DOĞAÇLAMA DEĞiL SiSTEMLi
2- Alanya kaliteli bir takım kurdu ve saha içinde birlikte hareket edebilen son derece organize bir küme var. Doğaçlama değil, aşikâr bir plan dahilinde oynuyorlar. Kaleci Marafona ile oyunu geriden başlatan sistemli bir grup. Birinci haftaki Futbol Konseyi’nde Sivasspor’u yendikleri maçtan sonra en çok beğendiğim ekip olduğunu vurgulamıştım. Tıpkı çizgide devam ediyorlar.
PROBLEMLER VAR LAKİN TERiM ÇÖZEBiLiR
3- Görünen o ki Galatasaray’ın saha dışındaki meseleleri saha içine de yansıyor. İndirim kabul etmeyen Feghouli ve Belhanda, iki şampiyonluk kazandılar ve kadronun kıymetli oyuncuları. Muslera’nın da eksikliği hissediliyor. Uruguaylı kaleci olsa, Alanyasporlu Babacar’ın attığı o frikik golünü yemezdi. Ekibin genel manada bir atletizm sorunu var. Fizik gücü yüksek, pas yapan ve önde baskı yapan ekiplere karşı zorlanıyorlar.
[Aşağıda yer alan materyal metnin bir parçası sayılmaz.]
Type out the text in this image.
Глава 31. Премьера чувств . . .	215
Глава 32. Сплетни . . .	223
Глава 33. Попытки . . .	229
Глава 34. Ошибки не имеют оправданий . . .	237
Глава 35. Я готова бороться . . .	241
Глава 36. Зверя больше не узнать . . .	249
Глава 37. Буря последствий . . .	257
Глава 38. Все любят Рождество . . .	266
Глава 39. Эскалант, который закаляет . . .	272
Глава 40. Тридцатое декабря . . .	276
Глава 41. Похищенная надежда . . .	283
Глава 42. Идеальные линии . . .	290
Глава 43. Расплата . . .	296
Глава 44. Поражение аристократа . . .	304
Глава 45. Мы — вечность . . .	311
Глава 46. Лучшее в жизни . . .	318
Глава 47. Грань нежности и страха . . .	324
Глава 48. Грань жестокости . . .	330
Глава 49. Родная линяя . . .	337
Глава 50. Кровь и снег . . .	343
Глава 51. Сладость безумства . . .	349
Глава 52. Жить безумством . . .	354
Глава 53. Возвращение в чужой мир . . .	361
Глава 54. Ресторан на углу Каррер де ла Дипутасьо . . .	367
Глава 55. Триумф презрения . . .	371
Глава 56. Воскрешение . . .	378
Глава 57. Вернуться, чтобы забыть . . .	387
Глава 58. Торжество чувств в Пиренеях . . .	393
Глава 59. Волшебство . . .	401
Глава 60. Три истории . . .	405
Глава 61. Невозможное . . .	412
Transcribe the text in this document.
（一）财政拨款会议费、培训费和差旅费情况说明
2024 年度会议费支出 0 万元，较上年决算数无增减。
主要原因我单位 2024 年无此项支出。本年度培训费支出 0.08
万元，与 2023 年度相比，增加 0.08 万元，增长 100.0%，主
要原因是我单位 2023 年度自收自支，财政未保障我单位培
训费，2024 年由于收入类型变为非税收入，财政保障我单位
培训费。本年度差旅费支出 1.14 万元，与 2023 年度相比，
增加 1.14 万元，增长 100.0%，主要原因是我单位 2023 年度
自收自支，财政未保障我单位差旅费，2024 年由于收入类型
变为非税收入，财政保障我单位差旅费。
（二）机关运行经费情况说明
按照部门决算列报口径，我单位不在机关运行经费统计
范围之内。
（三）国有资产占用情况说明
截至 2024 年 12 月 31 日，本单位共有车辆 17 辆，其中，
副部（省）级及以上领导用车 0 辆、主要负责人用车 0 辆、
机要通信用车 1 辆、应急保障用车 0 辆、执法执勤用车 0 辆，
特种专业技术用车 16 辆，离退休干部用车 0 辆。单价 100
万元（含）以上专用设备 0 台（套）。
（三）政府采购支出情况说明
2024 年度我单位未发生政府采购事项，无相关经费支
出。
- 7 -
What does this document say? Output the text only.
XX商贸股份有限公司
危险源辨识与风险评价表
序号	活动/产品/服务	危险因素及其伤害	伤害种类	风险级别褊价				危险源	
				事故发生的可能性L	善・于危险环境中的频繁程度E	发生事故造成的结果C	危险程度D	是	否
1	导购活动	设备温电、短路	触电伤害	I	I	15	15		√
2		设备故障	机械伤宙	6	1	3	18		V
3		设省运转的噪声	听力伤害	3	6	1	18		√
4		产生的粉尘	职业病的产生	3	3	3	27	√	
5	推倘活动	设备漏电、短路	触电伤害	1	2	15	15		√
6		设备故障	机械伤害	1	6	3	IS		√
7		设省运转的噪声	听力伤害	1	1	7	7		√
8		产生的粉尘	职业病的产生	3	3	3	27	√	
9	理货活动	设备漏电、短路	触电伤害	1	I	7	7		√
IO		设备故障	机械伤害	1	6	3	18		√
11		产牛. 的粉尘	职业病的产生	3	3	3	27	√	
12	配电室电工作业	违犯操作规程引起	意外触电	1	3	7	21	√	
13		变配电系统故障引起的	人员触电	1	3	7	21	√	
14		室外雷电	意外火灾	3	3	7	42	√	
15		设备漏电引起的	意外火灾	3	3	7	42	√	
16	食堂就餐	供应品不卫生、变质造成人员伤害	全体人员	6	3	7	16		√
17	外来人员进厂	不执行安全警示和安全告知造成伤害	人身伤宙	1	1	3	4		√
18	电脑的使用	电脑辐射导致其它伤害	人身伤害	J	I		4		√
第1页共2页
Lakin Fatih Terim bu problemleri çözebilecek deneyimde.
ülkü 11’i ŞİMDİ KURAMADI
4- Fenerbahçe’de taşlar şimdi yerine oturmadı. Bu doğal. Luiz Gustavo-Jose Sosa-Ozan Tufan orta alanı çok kaliteli. Lakin onun dışındaki kesimler şimdi çok iyi işlemiyor. Erol Bulut vakitle ülkü 11’ini form ve performans durumlarına nazaran bulacaktır. Oynanan futbol şimdi tatmin etmese de 18 yeni oyuncunun katıldığı bir kadroda mağlubiyetsiz 5 maç, 11 puan asla berbat değil. Dönem uzun inişler çıkışlar olacaktır. Kıymetli olan dengeyi ve istikrarı bulmak. Erol Hoca oynayanlar ile oynamayanlar ortasındaki dengeyi kurarsa bu işi başarabilir.
MHK ‘VAR’ KONUSUNDA BU SENE DAHA DENGELİ
5- Merkez Hakem Konseyi, VAR’da bu dönem biraz daha dengeli görünüyor. Olağan ki yüzde 100 bir standart tutturulamadı lakin muhakkak düzeye gelindiği gerçek. Futbol kamuoyu ne yazık ki VAR Protokolü’nü ve yeni kuralları tam olarak çözebilmiş değil. Bu da VAR konusunda yaşanan sorunun değerli bir modülü.
BAYERN MÜNiH VE PSG Yeniden FAVORi
6- Geçtiğimiz dönemin iki finalisti Bayern Münih ve Paris Saint Germain tekrar iki büyük favori. Fakat bu düzeylerde bilhassa pandemi devam ettiği sürece sürprizler de olacaktır. Şampiyonlar Ligi’nde küme basamağı bitikten sonraki eşleşmelerin akabinde kıymetlendirme yapmak daha sağlıklı olacaktır.